Users can only lower resource requests on queued jobs. If you need to increase resources, contact a systems administrator. In this example you will see the resources change - but not the Submit_arguments
[z1234567@katana2 src]$ qsub -l select=1:ncpus=2:mem=128mb job.pbs
315259.kman.restech.unsw.edu.au
[z1234567@katana2 src]$ qstat -f 315259
Job Id: 315259.kman.restech.unsw.edu.au
...
Resource_List.mem = 128mb
Resource_List.ncpus = 2
...
Submit_arguments = -W group_list=GENERAL -N job.pbs -l select=1:ncpus=2:mem=128mb job.pbs.YOOu3lB
project = _pbs_project_default
[z1234567@katana2 src]$ qalter -l select=1:ncpus=4:mem=512mb 315259; qstat -f 315259
Job Id: 315259.kman.restech.unsw.edu.au
...
Resource_List.mem = 512mb
Resource_List.ncpus = 4
...
Submit_arguments = -W group_list=GENERAL -N job.pbs -l select=1:ncpus=2:mem=128mb job.pbs.YOOu3lB
project = _pbs_project_default
Tips for using PBS and Katana effectively¶
Keep your jobs under 12 hours if possible¶
If you request more than 12 hours of WALLTIME
then you can only use the nodes bought by your school or research group. Keeping your job’s run time request under 12 hours means that it can run on any node in the cluster.
Important
Two 10 hour jobs will probably finish sooner that one 20 hour job.

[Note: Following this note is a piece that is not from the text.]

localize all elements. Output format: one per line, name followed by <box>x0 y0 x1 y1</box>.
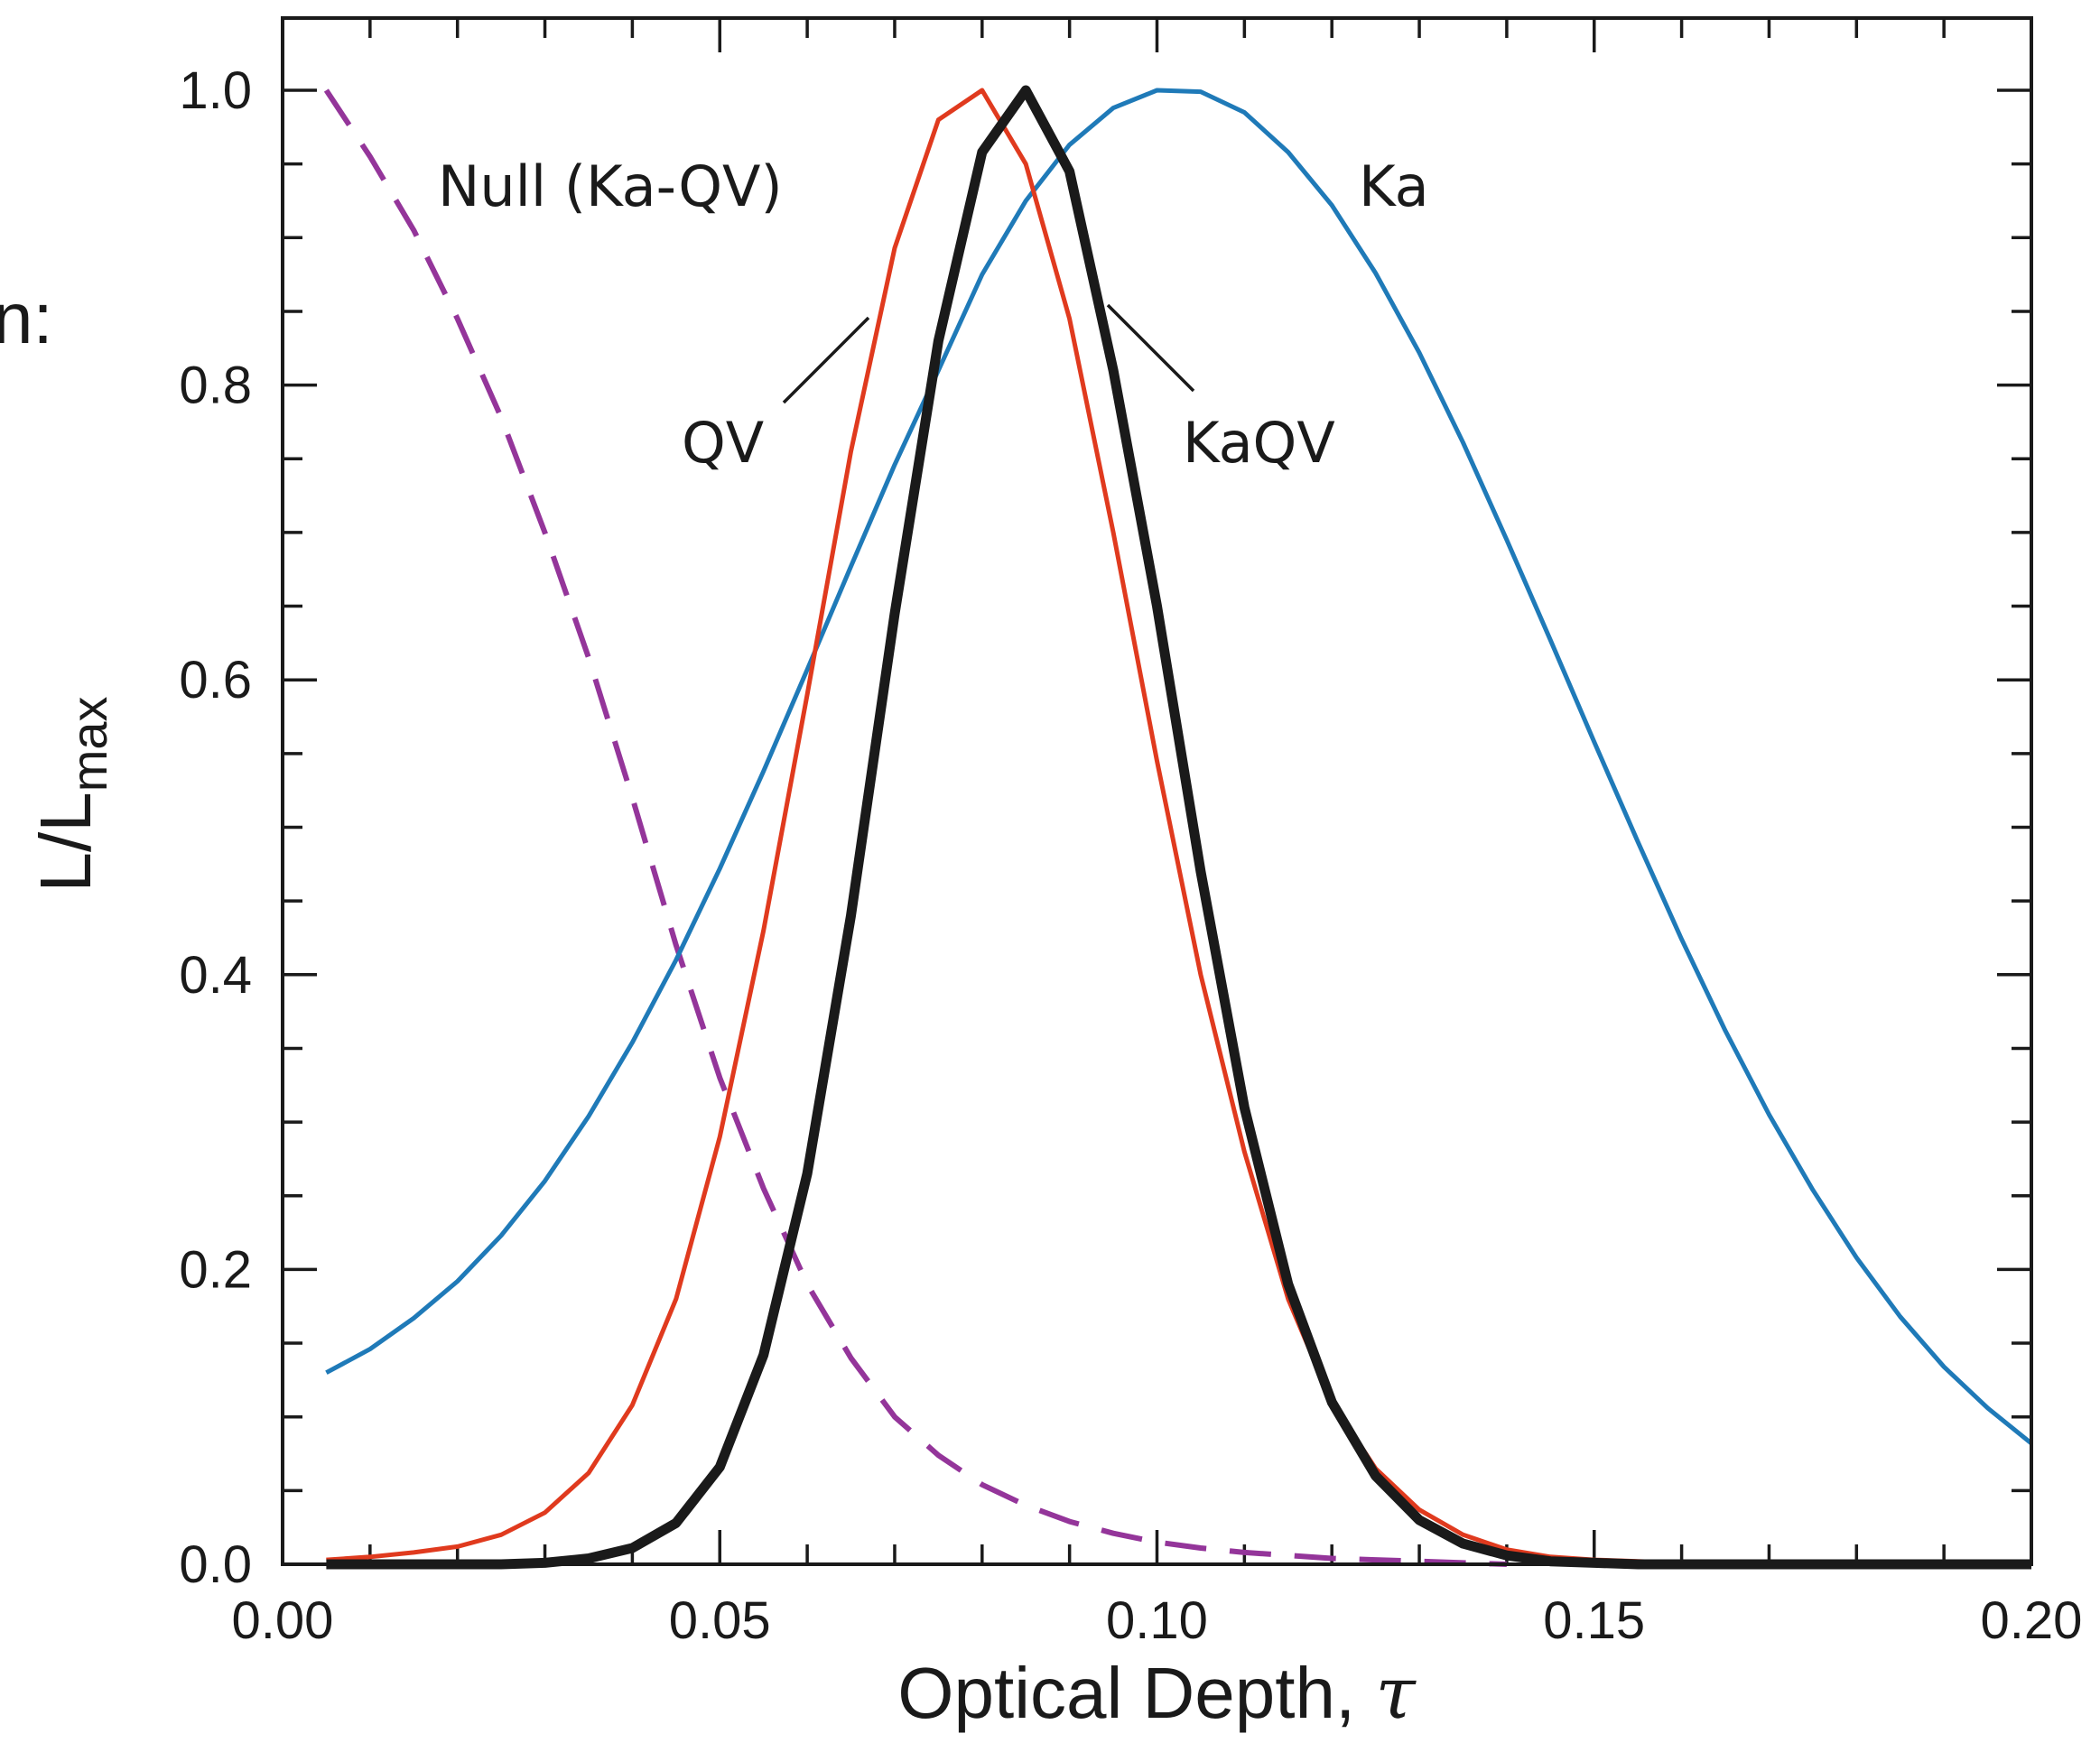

In fact, if there is spare capacity on Katana, which there is most of the time, six 10 hours jobs will finish before a single 20 hour job will. Requesting more resources for your job decreases the places that the job can run
The most obvious example is going over the 12 hour limit which limits the number of compute nodes that your job can run on. For example specifying the CPU in your job script restricts you to the nodes with that CPU. A job that requests 20Gb will run on a 128Gb node with a 100Gb job already running but a 30Gb job will not be able to.
Running your jobs interactively makes it hard to manage multiple concurrent jobs¶
If you are currently only running jobs interactively then you should move to batch jobs which allow you to submit more jobs which then start, run and finish automatically. If you have multiple batch jobs that are almost identical then you should consider using array jobs
If your batch jobs are the same except for a change in file name or another variable then you should have a look at using array jobs.